Zora looked back at her. She suddenly seemed worn and very, very tired. Kate knew she wanted to lie, was almost sure she was going to.
“Maybe,” she said. “Usually, the answer would be a straight no. I would tell you this is a symbol and nothing more.”
“But not this time?”
“Honey, I’ve never seen these three cards together. The Hanged Man, The Devil and Death? That’s a bad combination.”
“I’m really missing why you get any return business.”
“Do you think I would fake something like this?” Zora said, and her voice was back to having a southern accent. “How stupid do I look?”
“You could just be trying to frighten me,” Kate said.
“There are two frightened people in this room at the moment,” she said. “Believe me when I tell you that whatever you are into, it’s some serious mojo. Truth, Sex and Death.”
“Great, I realize the truth, have sex and die,” Kate said. “Sounds like a slasher film to me.”

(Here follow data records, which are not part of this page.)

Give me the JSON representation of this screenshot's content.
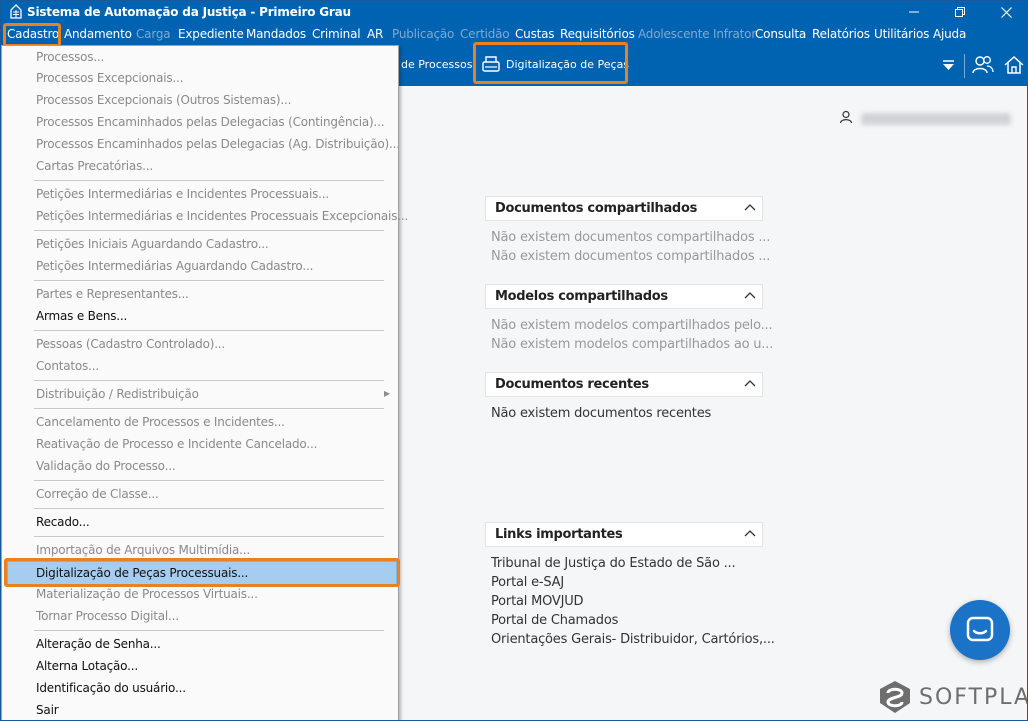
{
  "window": {
    "title": "Sistema de Automação da Justiça - Primeiro Grau"
  },
  "menubar": {
    "items": [
      {
        "label": "Cadastro",
        "enabled": true
      },
      {
        "label": "Andamento",
        "enabled": true
      },
      {
        "label": "Carga",
        "enabled": false
      },
      {
        "label": "Expediente",
        "enabled": true
      },
      {
        "label": "Mandados",
        "enabled": true
      },
      {
        "label": "Criminal",
        "enabled": true
      },
      {
        "label": "AR",
        "enabled": true
      },
      {
        "label": "Publicação",
        "enabled": false
      },
      {
        "label": "Certidão",
        "enabled": false
      },
      {
        "label": "Custas",
        "enabled": true
      },
      {
        "label": "Requisitórios",
        "enabled": true
      },
      {
        "label": "Adolescente Infrator",
        "enabled": false
      },
      {
        "label": "Consulta",
        "enabled": true
      },
      {
        "label": "Relatórios",
        "enabled": true
      },
      {
        "label": "Utilitários",
        "enabled": true
      },
      {
        "label": "Ajuda",
        "enabled": true
      }
    ]
  },
  "toolbar": {
    "partial_label": "de Processos",
    "digitalizacao_label": "Digitalização de Peças"
  },
  "dropdown": {
    "items": [
      {
        "label": "Processos...",
        "enabled": false
      },
      {
        "label": "Processos Excepcionais...",
        "enabled": false
      },
      {
        "label": "Processos Excepcionais (Outros Sistemas)...",
        "enabled": false
      },
      {
        "label": "Processos Encaminhados pelas Delegacias (Contingência)...",
        "enabled": false
      },
      {
        "label": "Processos Encaminhados pelas Delegacias (Ag. Distribuição)...",
        "enabled": false
      },
      {
        "label": "Cartas Precatórias...",
        "enabled": false
      },
      {
        "label": "Petições Intermediárias e Incidentes Processuais...",
        "enabled": false
      },
      {
        "label": "Petições Intermediárias e Incidentes Processuais Excepcionais...",
        "enabled": false
      },
      {
        "label": "Petições Iniciais Aguardando Cadastro...",
        "enabled": false
      },
      {
        "label": "Petições Intermediárias Aguardando Cadastro...",
        "enabled": false
      },
      {
        "label": "Partes e Representantes...",
        "enabled": false
      },
      {
        "label": "Armas e Bens...",
        "enabled": true
      },
      {
        "label": "Pessoas (Cadastro Controlado)...",
        "enabled": false
      },
      {
        "label": "Contatos...",
        "enabled": false
      },
      {
        "label": "Distribuição / Redistribuição",
        "enabled": false
      },
      {
        "label": "Cancelamento de Processos e Incidentes...",
        "enabled": false
      },
      {
        "label": "Reativação de Processo e Incidente Cancelado...",
        "enabled": false
      },
      {
        "label": "Validação do Processo...",
        "enabled": false
      },
      {
        "label": "Correção de Classe...",
        "enabled": false
      },
      {
        "label": "Recado...",
        "enabled": true
      },
      {
        "label": "Importação de Arquivos Multimídia...",
        "enabled": false
      },
      {
        "label": "Digitalização de Peças Processuais...",
        "enabled": true
      },
      {
        "label": "Materialização de Processos Virtuais...",
        "enabled": false
      },
      {
        "label": "Tornar Processo Digital...",
        "enabled": false
      },
      {
        "label": "Alteração de Senha...",
        "enabled": true
      },
      {
        "label": "Alterna Lotação...",
        "enabled": true
      },
      {
        "label": "Identificação do usuário...",
        "enabled": true
      },
      {
        "label": "Sair",
        "enabled": true
      }
    ],
    "submenu_arrow": "▸"
  },
  "panels": {
    "docs_shared": {
      "title": "Documentos compartilhados",
      "lines": [
        "Não existem documentos compartilhados ...",
        "Não existem documentos compartilhados ..."
      ]
    },
    "models_shared": {
      "title": "Modelos compartilhados",
      "lines": [
        "Não existem modelos compartilhados pelo...",
        "Não existem modelos compartilhados ao u..."
      ]
    },
    "recent_docs": {
      "title": "Documentos recentes",
      "lines": [
        "Não existem documentos recentes"
      ]
    },
    "links": {
      "title": "Links importantes",
      "lines": [
        "Tribunal de Justiça do Estado de São ...",
        "Portal e-SAJ",
        "Portal MOVJUD",
        "Portal de Chamados",
        "Orientações Gerais- Distribuidor, Cartórios,..."
      ]
    }
  },
  "brand": {
    "logo_text": "SOFTPLAN"
  },
  "colors": {
    "accent": "#0063b1",
    "highlight": "#e8821e",
    "selection": "#a6cdf0"
  }
}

“The death card may not mean your death,” Zora said. “Typically it stands for the end of one cycle and the beginning of another. It’s about transformation. Taken together, these cards show a major event in your future, one that could have massive ramifications.”
“Including my death.”
“Yes, that’s a possibility,” Zora said. “But there are others.”
Kate sat in stunned silence. She looked at the three cards. The man hanging upside down, the couple staring at each other, and the skeleton on top of the horse.

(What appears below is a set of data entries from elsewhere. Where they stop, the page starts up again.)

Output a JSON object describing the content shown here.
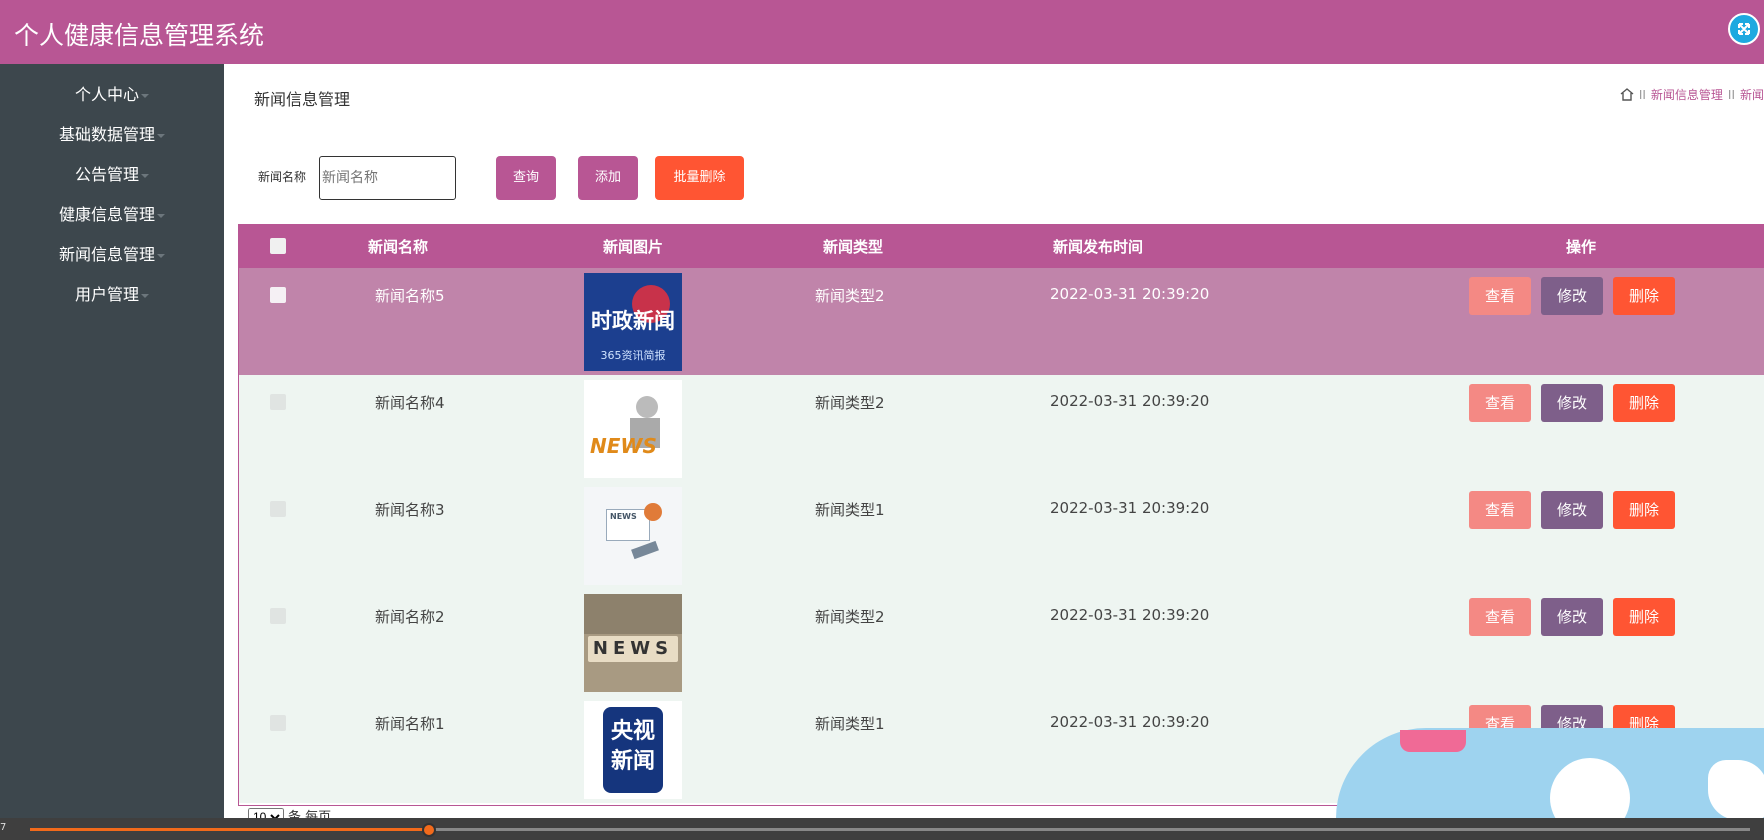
{
  "header": {
    "title": "个人健康信息管理系统",
    "fullscreen_icon": "expand-icon"
  },
  "sidebar": {
    "items": [
      {
        "label": "个人中心"
      },
      {
        "label": "基础数据管理"
      },
      {
        "label": "公告管理"
      },
      {
        "label": "健康信息管理"
      },
      {
        "label": "新闻信息管理"
      },
      {
        "label": "用户管理"
      }
    ]
  },
  "page": {
    "title": "新闻信息管理",
    "breadcrumb": [
      "新闻信息管理",
      "新闻"
    ]
  },
  "search": {
    "label": "新闻名称",
    "placeholder": "新闻名称",
    "query_label": "查询",
    "add_label": "添加",
    "bulk_delete_label": "批量删除"
  },
  "table": {
    "columns": [
      "新闻名称",
      "新闻图片",
      "新闻类型",
      "新闻发布时间",
      "操作"
    ],
    "rows": [
      {
        "name": "新闻名称5",
        "type": "新闻类型2",
        "time": "2022-03-31 20:39:20",
        "selected": true,
        "image_text": "时政新闻",
        "image_sub": "365资讯简报"
      },
      {
        "name": "新闻名称4",
        "type": "新闻类型2",
        "time": "2022-03-31 20:39:20",
        "selected": false,
        "image_text": "NEWS"
      },
      {
        "name": "新闻名称3",
        "type": "新闻类型1",
        "time": "2022-03-31 20:39:20",
        "selected": false,
        "image_text": "NEWS"
      },
      {
        "name": "新闻名称2",
        "type": "新闻类型2",
        "time": "2022-03-31 20:39:20",
        "selected": false,
        "image_text": "NEWS"
      },
      {
        "name": "新闻名称1",
        "type": "新闻类型1",
        "time": "2022-03-31 20:39:20",
        "selected": false,
        "image_text": "央视新闻"
      }
    ],
    "actions": {
      "view": "查看",
      "edit": "修改",
      "delete": "删除"
    }
  },
  "pager": {
    "page_size": "10",
    "suffix": "条 每页"
  },
  "video": {
    "time": "7"
  }
}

Something gnawed at her about the death card, so she picked it up off the table. The message in the card was clear enough: death takes every
one-men, women and children, from nobility to serfs. The skeleton knight held a sword out in front of him and it was unclear if he had trampled his victims to death, or used his weapon.

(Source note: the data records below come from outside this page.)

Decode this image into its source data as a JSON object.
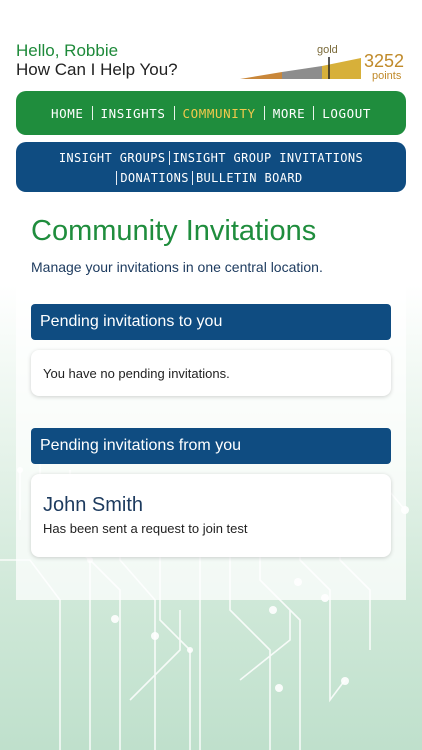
{
  "header": {
    "greeting": "Hello, Robbie",
    "subgreeting": "How Can I Help You?",
    "tier": "gold",
    "points": "3252",
    "points_label": "points",
    "gauge_colors": [
      "#c9873a",
      "#8d8d8d",
      "#d7b03a"
    ]
  },
  "nav": {
    "items": [
      {
        "label": "HOME"
      },
      {
        "label": "INSIGHTS"
      },
      {
        "label": "COMMUNITY"
      },
      {
        "label": "MORE"
      },
      {
        "label": "LOGOUT"
      }
    ]
  },
  "subnav": {
    "items": [
      {
        "label": "INSIGHT GROUPS"
      },
      {
        "label": "INSIGHT GROUP INVITATIONS"
      },
      {
        "label": "DONATIONS"
      },
      {
        "label": "BULLETIN BOARD"
      }
    ]
  },
  "main": {
    "title": "Community Invitations",
    "description": "Manage your invitations in one central location.",
    "pending_to_you": {
      "heading": "Pending invitations to you",
      "message": "You have no pending invitations."
    },
    "pending_from_you": {
      "heading": "Pending invitations from you",
      "invitations": [
        {
          "name": "John Smith",
          "status": "Has been sent a request to join test"
        }
      ]
    }
  },
  "colors": {
    "brand_green": "#1f8d3d",
    "brand_blue": "#0f4c81",
    "active_nav": "#f2c94c"
  }
}
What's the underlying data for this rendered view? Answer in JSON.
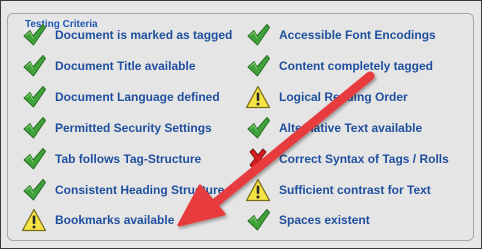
{
  "panel": {
    "legend": "Testing Criteria"
  },
  "colors": {
    "label_text": "#1e4f9e",
    "legend_text": "#1f56b3",
    "check_green": "#3fa33a",
    "warning_yellow": "#f6e444",
    "fail_red": "#d51f1f",
    "annotation_arrow": "#e83b3d"
  },
  "criteria_left": [
    {
      "label": "Document is marked as tagged",
      "status": "pass",
      "icon": "check-icon"
    },
    {
      "label": "Document Title available",
      "status": "pass",
      "icon": "check-icon"
    },
    {
      "label": "Document Language defined",
      "status": "pass",
      "icon": "check-icon"
    },
    {
      "label": "Permitted Security Settings",
      "status": "pass",
      "icon": "check-icon"
    },
    {
      "label": "Tab follows Tag-Structure",
      "status": "pass",
      "icon": "check-icon"
    },
    {
      "label": "Consistent Heading Structure",
      "status": "pass",
      "icon": "check-icon"
    },
    {
      "label": "Bookmarks available",
      "status": "warning",
      "icon": "warning-icon"
    }
  ],
  "criteria_right": [
    {
      "label": "Accessible Font Encodings",
      "status": "pass",
      "icon": "check-icon"
    },
    {
      "label": "Content completely tagged",
      "status": "pass",
      "icon": "check-icon"
    },
    {
      "label": "Logical Reading Order",
      "status": "warning",
      "icon": "warning-icon"
    },
    {
      "label": "Alternative Text available",
      "status": "pass",
      "icon": "check-icon"
    },
    {
      "label": "Correct Syntax of Tags / Rolls",
      "status": "fail",
      "icon": "cross-icon"
    },
    {
      "label": "Sufficient contrast for Text",
      "status": "warning",
      "icon": "warning-icon"
    },
    {
      "label": "Spaces existent",
      "status": "pass",
      "icon": "check-icon"
    }
  ]
}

There’s something familiar in this, Kate thought. But she couldn’t quite place it. An image that was similar, but not quite right. It was on the tip of her tongue when she noticed a word written on the sword. The letters were hard to see and Kate had trouble making it out.
“What’s this?” she said and pointed to the sword.
Zora took the card from her and stared at it. She reached behind her desk and pulled out a pair of glasses. If you ignored the outfit, she looked like a librarian. Zora examined the word carefully.
“Sanheim,” she said finally.
Kate nearly grabbed the card out of Zora’s hands.
“I know that word,” she said, and felt like the room was starting to spin. She had seen it written in the bathroom mirror just the other day. Then it had disappeared. And hadn’t she seen it before that? A memory flashed in her mind. Her mother was dead on the bed beside her and she was holding the phone. Lord Halloween’s note was below her. But instead of saying, “Happy Halloween,” or anything else, it just had one word: “Sanheim.” She must have seen it in her dreams.
“What does it mean?” she asked. “What’s Sanheim?”
Zora stared at her.
“Sanheim was the Celtic God of the Dead. It’s also a festival celebrated by thousands every year.”
“I’ve never heard of it,” Kate responded.
“Not under that name. But believe me, you know it. It’s the festival the early Christians renamed when they came to convert the Irish. They started calling it All Hallow’s Eve.”
“Halloween,” Kate said under her breath. “Sanheim means Halloween.”
Zora disappeared into the back for a moment and left Kate staring at the card.
“This is about him, isn’t it?”
Zora shook her head.
“I don’t think so,” she said.
“Come on. I get a death card with the word ‘Halloween’ on it and it isn’t about Lord Halloween? What are the odds of that?”
Why does everything come back to him? Kate fought down an urge to run. She didn’t believe in divination-not really-but this was her worst nightmare in card form. She had always feared she would die at his hand and this appeared to bear that out.